La Foi n’est pas une illumination directe de notre âme par Dieu, contrairement au protestantisme qui prétend traiter seul à seul avec Dieu. C’est de fixer les yeux sur le Christ, sa doctrine, par l’Église et par ses ministres. Il faut nous en remettre à cette parole humaine plutôt qu’à une parole divine que l’on croit recevoir de Dieu, mais qui peut venir du démon ou être mal comprise. « Ainsi donc nous devons nous guider en tout d’après la doctrine du Christ, Notre-Seigneur, fait Homme pour nous, de son Église, de ses ministres qui nous parlent d’une manière humaine et visible... » ( Montée II, 20 ).
Il ne faut donc jamais être dans l’assurance tant qu’on n’a pas soumis son âme à son directeur spirituel. « Dieu en effet aime tant à voir l’homme gouverné et dirigé par un autre homme semblable à lui, et selon la raison naturelle, qu’Il veut absolument que ce qu’Il nous communique surnaturellement, nous ne le donnions à comprendre, ou nous n’y donnions entière créance, ou n’ait de force et de sécurité en nous, qu’après avoir passé par ce canal humain de la bouche de l’homme. » ( Montée II, 20 ).
Or quelques chapitres plus haut, saint Jean de la Croix parle du « tort que peuvent faire aux âmes certains directeurs spirituels, lorsqu’ils font trop de cas de ces visions ou révélations, se livrant à une foule d’entretiens sur ce sujet avec leur dirigés. », dont découlent quantité d’imperfections, car le démon profite de ces dispositions.
Mais qu’en est-il des connaissances spirituelles ? Plus nous avançons dans la perfection, plus nous avons de chance que ce soit Dieu Lui-même qui commence à se révéler à l’âme. N’oublions pas en effet que nous sommes faits pour la vision, l’embrassement divin, que la Foi elle-même prépare la vision. Et si Dieu le veut, on aura beau écarter toutes ces manifestations, c’est à la lumière, la vision que nous devons aboutir, c’est-à-dire au Ciel. Mais dès ici-bas, les âmes saintes peuvent y être introduites. L’âme est faite pour la vision et il y a des connaissances spirituelles qu’il faut recevoir et que le démon aura de plus en plus de mal à simuler. Dans un premier temps, ne les recherchons pas, désirons revenir à la Foi. Dieu sera content de nous voir résister à sa suavité, même si cela vient de Lui.
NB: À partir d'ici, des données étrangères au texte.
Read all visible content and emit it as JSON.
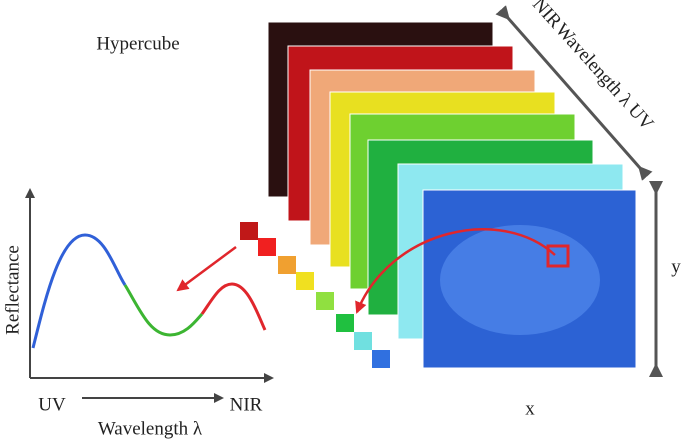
{
  "title": "Hypercube",
  "plot": {
    "y_label": "Reflectance",
    "x_start": "UV",
    "x_end": "NIR",
    "x_label": "Wavelength λ"
  },
  "cube": {
    "axis_label": "Wavelength λ",
    "axis_start": "UV",
    "axis_end": "NIR",
    "x_label": "x",
    "y_label": "y"
  }
}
Il existe quatre sortes de connaissances spirituelles dont il faudra tirer un enseignement général afin de ne pas nous y perdre:
- Les visions substantielles qui sont un regard sur une Personne Divine, un cœur à cœur avec un saint. C’est rare et excellent. Il en est de corporelles qui peuvent être bonnes mais dangereuses, car le démon peut les contrefaire, même avec de bons effets. Il faut donc s’attacher à la Foi, faire confiance à l’Église (et les craindre !)
- Il y a les révélations (assez courantes) comme des connaissances intellectuelles sur un mystère, un attribut divin qui fait impression sur l’âme. C’est bon. Le démon ne peut les caricaturer, c’est supérieur à une vision du Petit Jésus qui vient dans vos bras (et ça fait moins de chahut !). Lorsqu’elles portent sur les créatures, le Ciel, l’Enfer, l’avenir, le fond des âmes, des « secrets », c’est incertain et secondaire ; les gens en sont friands parce que souvent ils ne vivent plus dans la Foi, mais dans l’adhésion à des opinions.
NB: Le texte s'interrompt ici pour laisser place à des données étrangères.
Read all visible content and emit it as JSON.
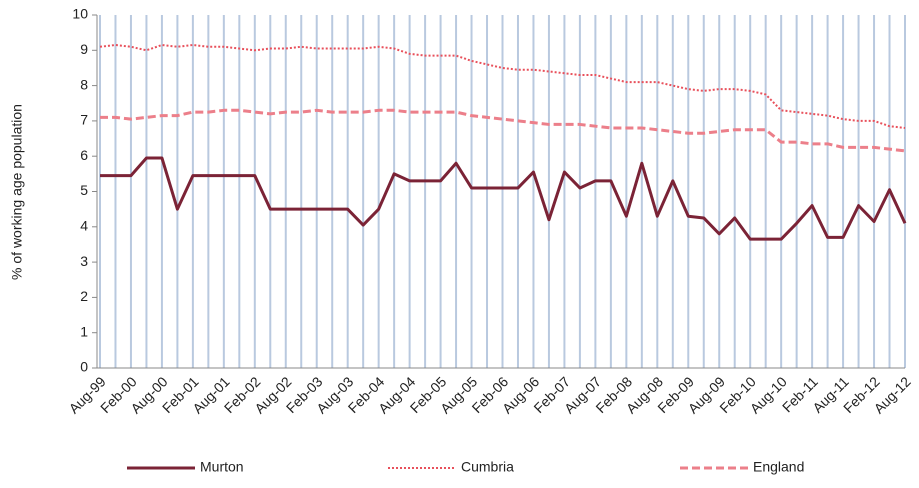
{
  "chart_data": {
    "type": "line",
    "y_label": "% of working age population",
    "categories": [
      "Aug-99",
      null,
      "Feb-00",
      null,
      "Aug-00",
      null,
      "Feb-01",
      null,
      "Aug-01",
      null,
      "Feb-02",
      null,
      "Aug-02",
      null,
      "Feb-03",
      null,
      "Aug-03",
      null,
      "Feb-04",
      null,
      "Aug-04",
      null,
      "Feb-05",
      null,
      "Aug-05",
      null,
      "Feb-06",
      null,
      "Aug-06",
      null,
      "Feb-07",
      null,
      "Aug-07",
      null,
      "Feb-08",
      null,
      "Aug-08",
      null,
      "Feb-09",
      null,
      "Aug-09",
      null,
      "Feb-10",
      null,
      "Aug-10",
      null,
      "Feb-11",
      null,
      "Aug-11",
      null,
      "Feb-12",
      null,
      "Aug-12"
    ],
    "series": [
      {
        "name": "Murton",
        "color": "#7b2336",
        "dash": "solid",
        "values": [
          5.45,
          5.45,
          5.45,
          5.95,
          5.95,
          4.5,
          5.45,
          5.45,
          5.45,
          5.45,
          5.45,
          4.5,
          4.5,
          4.5,
          4.5,
          4.5,
          4.5,
          4.05,
          4.5,
          5.5,
          5.3,
          5.3,
          5.3,
          5.8,
          5.1,
          5.1,
          5.1,
          5.1,
          5.55,
          4.2,
          5.55,
          5.1,
          5.3,
          5.3,
          4.3,
          5.8,
          4.3,
          5.3,
          4.3,
          4.25,
          3.8,
          4.25,
          3.65,
          3.65,
          3.65,
          4.1,
          4.6,
          3.7,
          3.7,
          4.6,
          4.15,
          5.05,
          4.1
        ]
      },
      {
        "name": "Cumbria",
        "color": "#e8505b",
        "dash": "dotted",
        "values": [
          9.1,
          9.15,
          9.1,
          9.0,
          9.15,
          9.1,
          9.15,
          9.1,
          9.1,
          9.05,
          9.0,
          9.05,
          9.05,
          9.1,
          9.05,
          9.05,
          9.05,
          9.05,
          9.1,
          9.05,
          8.9,
          8.85,
          8.85,
          8.85,
          8.7,
          8.6,
          8.5,
          8.45,
          8.45,
          8.4,
          8.35,
          8.3,
          8.3,
          8.2,
          8.1,
          8.1,
          8.1,
          8.0,
          7.9,
          7.85,
          7.9,
          7.9,
          7.85,
          7.75,
          7.3,
          7.25,
          7.2,
          7.15,
          7.05,
          7.0,
          7.0,
          6.85,
          6.8
        ]
      },
      {
        "name": "England",
        "color": "#ec7f8a",
        "dash": "dashed",
        "values": [
          7.1,
          7.1,
          7.05,
          7.1,
          7.15,
          7.15,
          7.25,
          7.25,
          7.3,
          7.3,
          7.25,
          7.2,
          7.25,
          7.25,
          7.3,
          7.25,
          7.25,
          7.25,
          7.3,
          7.3,
          7.25,
          7.25,
          7.25,
          7.25,
          7.15,
          7.1,
          7.05,
          7.0,
          6.95,
          6.9,
          6.9,
          6.9,
          6.85,
          6.8,
          6.8,
          6.8,
          6.75,
          6.7,
          6.65,
          6.65,
          6.7,
          6.75,
          6.75,
          6.75,
          6.4,
          6.4,
          6.35,
          6.35,
          6.25,
          6.25,
          6.25,
          6.2,
          6.15
        ]
      }
    ],
    "ylim": [
      0,
      10
    ],
    "yticks": [
      0,
      1,
      2,
      3,
      4,
      5,
      6,
      7,
      8,
      9,
      10
    ],
    "xgrid": true,
    "grid_color": "#b9c9df",
    "legend": "bottom"
  }
}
- Les paroles successives, (une phrase entendue). Il faut s’en méfier (une religieuse « entend » dans son oraison : « supérieure et maîtresse des novices ! » Or c’est interdit par le Droit canon). Il faut s’en remettre à l’Église. Mais il y a aussi des appels, des ordres formels auxquels il faut obéir, surtout si l’on éprouve de la répugnance. Quant aux paroles substantielles qui laissent une impression de vérité dans l’âme, une lumière qui transforme, c’est très riche et parfait. Le démon ne peut les imiter, cela peut avoir de merveilleux effets comme de configurer l’âme à l’Esprit divin. « Heureuse l’âme à qui Dieu les adresse » ( II, 29 ), car, nous l’avons vu, c’est pour l’union à Dieu que nous sommes faits, pour l’Amour, non pour la morale ni pour l’éloignement de sa Présence, ni l’enfermement dans la Foi, et cela peut commencer dès ici-bas. Il ne faut jamais détourner les âmes de la contemplation.
- Les sentiments surnaturels ; ce sont les affections qui surgissent dans la volonté, des élans, une inflammation de l’esprit qui devient tout amour, tout désir de souffrir, d’amour du prochain, don des larmes, vol de l’esprit etc. Il faut les recevoir passivement sans rien y mêler de naturel. « Ni l’âme ni son guide ne peuvent savoir ni comprendre la cause d’où elles procèdent, ni par quelles voies ni pour quelles œuvres, Dieu accorde de pareilles faveurs... Dieu les donne à qui Il veut, comme Il veut et pour le but qu’Il veut. » ( II, 30 )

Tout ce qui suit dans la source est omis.